Al fin y al cabo, las personas buscamos la felicidad, o deberíamos hacerlo si no queremos perder el Norte, pero en las sociedades moralmente plurales conviven grupos con distintos proyectos de vida en plenitud, y es importante averiguar si hasta tal punto son diferentes que ni siquiera pueden compartir unas exigencias de justicia que les permitan construir una vida juntos. Esas exigencias compondrían una “ética cívica”, una “ética de los ciudadanos”, que tiene implicaciones para la vida moral, pero también para la vida política, la económica y la religiosa. En el caso de que no existiera esa ética mínima, esa sería una mala noticia, una pésima noticia, porque cualquier decisión ética que fuera preciso tomar y afectara a la sociedad en su conjunto tendría que dar la espalda a la sensibilidad moral de una parte de la población.

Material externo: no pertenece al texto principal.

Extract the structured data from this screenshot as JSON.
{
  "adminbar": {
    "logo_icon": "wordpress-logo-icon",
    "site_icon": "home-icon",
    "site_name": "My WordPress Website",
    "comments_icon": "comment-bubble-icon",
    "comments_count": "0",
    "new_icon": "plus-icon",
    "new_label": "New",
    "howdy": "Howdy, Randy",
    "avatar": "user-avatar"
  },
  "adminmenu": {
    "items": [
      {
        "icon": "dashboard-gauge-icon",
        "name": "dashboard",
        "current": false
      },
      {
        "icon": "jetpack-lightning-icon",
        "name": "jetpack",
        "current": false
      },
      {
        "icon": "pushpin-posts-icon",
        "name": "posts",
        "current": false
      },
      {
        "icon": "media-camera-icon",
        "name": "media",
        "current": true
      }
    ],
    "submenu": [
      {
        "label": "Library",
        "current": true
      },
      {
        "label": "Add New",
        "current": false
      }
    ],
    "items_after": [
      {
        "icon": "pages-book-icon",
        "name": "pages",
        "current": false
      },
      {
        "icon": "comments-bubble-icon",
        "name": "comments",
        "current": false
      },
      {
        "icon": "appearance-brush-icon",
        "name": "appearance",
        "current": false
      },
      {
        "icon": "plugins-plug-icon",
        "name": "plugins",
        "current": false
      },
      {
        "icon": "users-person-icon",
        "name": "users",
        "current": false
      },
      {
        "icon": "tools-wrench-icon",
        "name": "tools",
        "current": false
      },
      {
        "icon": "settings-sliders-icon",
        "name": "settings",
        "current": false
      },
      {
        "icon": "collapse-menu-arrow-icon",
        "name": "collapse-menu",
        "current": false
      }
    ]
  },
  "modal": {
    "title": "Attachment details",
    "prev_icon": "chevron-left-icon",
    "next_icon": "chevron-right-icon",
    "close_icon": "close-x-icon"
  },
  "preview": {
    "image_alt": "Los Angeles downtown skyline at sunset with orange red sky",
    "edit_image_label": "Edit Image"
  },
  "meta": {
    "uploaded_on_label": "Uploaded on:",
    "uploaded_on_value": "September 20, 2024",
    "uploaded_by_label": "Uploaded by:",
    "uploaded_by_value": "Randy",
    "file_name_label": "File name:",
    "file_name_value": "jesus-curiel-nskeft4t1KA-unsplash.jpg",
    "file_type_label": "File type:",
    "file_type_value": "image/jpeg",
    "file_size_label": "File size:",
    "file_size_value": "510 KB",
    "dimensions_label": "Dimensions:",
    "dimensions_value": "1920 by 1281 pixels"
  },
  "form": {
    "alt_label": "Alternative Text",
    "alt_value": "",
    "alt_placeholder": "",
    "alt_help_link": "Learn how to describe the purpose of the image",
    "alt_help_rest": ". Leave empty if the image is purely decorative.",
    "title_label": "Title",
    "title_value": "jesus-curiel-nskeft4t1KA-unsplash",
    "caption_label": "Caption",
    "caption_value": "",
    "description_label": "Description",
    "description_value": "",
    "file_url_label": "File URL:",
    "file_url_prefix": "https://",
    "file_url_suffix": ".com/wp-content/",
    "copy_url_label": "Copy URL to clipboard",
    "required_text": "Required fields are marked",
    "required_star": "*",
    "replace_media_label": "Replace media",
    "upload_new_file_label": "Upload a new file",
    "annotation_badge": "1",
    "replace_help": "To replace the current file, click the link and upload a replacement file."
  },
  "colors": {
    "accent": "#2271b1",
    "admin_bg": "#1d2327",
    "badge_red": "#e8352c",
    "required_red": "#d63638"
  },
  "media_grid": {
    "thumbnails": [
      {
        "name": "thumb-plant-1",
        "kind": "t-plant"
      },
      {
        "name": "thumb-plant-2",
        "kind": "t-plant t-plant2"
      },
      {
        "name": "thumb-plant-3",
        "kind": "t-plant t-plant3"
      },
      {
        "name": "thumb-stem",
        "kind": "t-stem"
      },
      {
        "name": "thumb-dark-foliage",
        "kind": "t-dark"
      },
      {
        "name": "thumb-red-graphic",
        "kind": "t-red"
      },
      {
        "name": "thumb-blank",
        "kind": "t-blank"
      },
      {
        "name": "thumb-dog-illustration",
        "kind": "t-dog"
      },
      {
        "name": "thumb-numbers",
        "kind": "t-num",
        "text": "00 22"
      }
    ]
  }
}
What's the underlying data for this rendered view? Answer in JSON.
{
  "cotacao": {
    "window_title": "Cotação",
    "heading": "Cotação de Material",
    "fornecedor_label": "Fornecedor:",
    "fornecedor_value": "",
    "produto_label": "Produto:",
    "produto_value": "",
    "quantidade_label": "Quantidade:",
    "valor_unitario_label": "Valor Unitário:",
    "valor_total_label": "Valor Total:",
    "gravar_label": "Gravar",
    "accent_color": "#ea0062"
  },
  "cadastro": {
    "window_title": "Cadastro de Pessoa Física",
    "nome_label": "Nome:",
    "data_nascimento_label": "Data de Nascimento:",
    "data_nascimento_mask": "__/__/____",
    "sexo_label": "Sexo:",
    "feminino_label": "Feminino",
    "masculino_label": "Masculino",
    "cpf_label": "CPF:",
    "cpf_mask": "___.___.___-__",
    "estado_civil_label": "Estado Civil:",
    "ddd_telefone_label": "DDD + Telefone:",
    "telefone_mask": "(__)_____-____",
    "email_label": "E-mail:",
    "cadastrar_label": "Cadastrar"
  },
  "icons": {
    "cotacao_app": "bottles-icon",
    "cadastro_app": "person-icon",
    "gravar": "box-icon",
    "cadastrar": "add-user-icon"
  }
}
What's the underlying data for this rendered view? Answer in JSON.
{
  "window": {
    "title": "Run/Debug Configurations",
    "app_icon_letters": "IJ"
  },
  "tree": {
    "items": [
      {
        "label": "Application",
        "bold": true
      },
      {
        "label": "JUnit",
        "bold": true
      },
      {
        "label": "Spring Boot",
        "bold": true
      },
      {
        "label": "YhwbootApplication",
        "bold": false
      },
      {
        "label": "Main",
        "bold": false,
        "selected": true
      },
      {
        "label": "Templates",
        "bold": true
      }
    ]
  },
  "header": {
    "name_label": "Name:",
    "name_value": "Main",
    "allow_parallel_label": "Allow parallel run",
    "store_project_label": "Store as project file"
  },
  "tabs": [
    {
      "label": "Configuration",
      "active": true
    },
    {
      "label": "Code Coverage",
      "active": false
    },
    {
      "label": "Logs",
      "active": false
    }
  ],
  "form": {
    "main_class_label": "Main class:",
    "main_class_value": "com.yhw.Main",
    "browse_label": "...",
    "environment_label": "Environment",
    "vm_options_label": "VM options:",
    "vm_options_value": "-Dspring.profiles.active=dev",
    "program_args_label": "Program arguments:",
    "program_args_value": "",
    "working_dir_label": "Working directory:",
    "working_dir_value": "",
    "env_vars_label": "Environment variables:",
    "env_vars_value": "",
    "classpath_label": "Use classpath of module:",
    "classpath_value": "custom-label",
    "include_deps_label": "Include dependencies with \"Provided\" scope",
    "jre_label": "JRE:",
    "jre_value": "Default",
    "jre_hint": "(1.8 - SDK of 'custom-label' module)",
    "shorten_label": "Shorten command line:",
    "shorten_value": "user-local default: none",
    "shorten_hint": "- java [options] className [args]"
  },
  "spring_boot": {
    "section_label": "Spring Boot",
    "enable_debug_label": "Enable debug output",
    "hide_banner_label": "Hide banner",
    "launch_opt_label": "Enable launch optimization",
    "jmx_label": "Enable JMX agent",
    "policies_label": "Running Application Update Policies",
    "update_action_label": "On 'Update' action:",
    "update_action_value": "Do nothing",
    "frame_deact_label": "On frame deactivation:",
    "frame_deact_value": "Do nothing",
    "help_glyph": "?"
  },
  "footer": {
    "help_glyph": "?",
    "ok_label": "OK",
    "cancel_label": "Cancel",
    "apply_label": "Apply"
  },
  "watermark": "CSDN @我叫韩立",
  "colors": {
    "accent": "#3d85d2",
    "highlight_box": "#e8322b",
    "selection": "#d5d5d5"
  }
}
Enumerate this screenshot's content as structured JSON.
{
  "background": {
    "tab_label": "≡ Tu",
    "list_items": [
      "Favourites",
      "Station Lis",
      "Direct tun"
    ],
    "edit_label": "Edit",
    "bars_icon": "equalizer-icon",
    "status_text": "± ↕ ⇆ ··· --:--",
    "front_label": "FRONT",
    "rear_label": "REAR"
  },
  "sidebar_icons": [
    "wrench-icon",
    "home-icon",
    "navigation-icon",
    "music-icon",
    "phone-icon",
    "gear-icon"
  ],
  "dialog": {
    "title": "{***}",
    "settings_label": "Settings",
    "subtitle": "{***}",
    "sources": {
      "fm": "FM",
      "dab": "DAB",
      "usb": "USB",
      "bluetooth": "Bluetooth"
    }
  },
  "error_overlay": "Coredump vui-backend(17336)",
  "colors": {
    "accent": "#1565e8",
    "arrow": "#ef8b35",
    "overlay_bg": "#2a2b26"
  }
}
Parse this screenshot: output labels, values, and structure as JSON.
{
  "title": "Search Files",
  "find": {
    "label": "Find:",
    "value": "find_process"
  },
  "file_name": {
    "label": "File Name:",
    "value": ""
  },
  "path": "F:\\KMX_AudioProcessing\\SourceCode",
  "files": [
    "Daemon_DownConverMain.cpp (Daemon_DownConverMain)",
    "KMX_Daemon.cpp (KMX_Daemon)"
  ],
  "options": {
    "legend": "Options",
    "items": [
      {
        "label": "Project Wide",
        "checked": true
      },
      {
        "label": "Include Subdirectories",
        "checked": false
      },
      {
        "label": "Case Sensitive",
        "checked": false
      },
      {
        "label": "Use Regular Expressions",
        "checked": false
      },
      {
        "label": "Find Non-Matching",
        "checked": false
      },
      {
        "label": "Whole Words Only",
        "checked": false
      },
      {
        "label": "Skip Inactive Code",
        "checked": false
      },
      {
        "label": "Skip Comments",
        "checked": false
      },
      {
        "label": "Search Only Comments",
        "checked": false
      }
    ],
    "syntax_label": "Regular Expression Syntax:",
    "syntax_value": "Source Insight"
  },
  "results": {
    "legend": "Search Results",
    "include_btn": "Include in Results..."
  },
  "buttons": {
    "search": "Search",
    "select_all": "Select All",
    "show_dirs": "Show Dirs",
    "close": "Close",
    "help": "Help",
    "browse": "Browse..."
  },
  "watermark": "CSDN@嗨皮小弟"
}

Leyendo lo anterior es evidente que en México no hemos sabido todavía desarrollar nuestra propia ética mínima y, a juzgar por los acontecimientos, es muy poco probable que la vayamos a lograr en un plazo breve. A pesar de nuestra cultura milenaria y (algunas) de nuestras sólidas instituciones, debemos reconocer que no hemos sabido convertir la solidaridad, que parece emanar de manera natural y abundante de nuestra esencia, en una herramienta eficaz para unirnos frente a los desafíos internos y externos a los que ya hemos hecho referencia.

Es legendaria ya la forma en la que ha penetrado la corrupción en todos nuestros estamentos sociales. Me niego a admitir que se trata de un fenómeno consustancial del ser mexicano. No puede ser genético, pero hay que admitir que tuerce la más noble de las iniciativas, merced a mecanismos epigenéticos de larga data entre nosotros. Ejemplos sobran y, además, aparecen todos los días en los medios de comunicación masiva. Citado también por Adela Cortina en Ética de la razón cordial. Educar a la ciudadanía en el siglo XXI (Ediciones Nobel, 2007):

¿Usted se dejaría corromper?

-Si es una encuesta, rotundamente no;

si es una proposición, hablemos.

Será hasta que la palabra ética deje de ser solamente el título de una materia que se imparte o se impartía durante el bachillerato, o el nombre de una oscura rama de la filosofía que a pocos interesa, para convertirse en el estilo de vida de la mayoría de los mexicanos cuando esta situación cambie. Mientras, todo propósito de enmienda, incluyendo el que reconocemos como una simulación más desde que es anunciado oficialmente, no hará sino perpetuar la agonía de una sociedad que no sólo no se mueve, sino que se hunde cada vez más.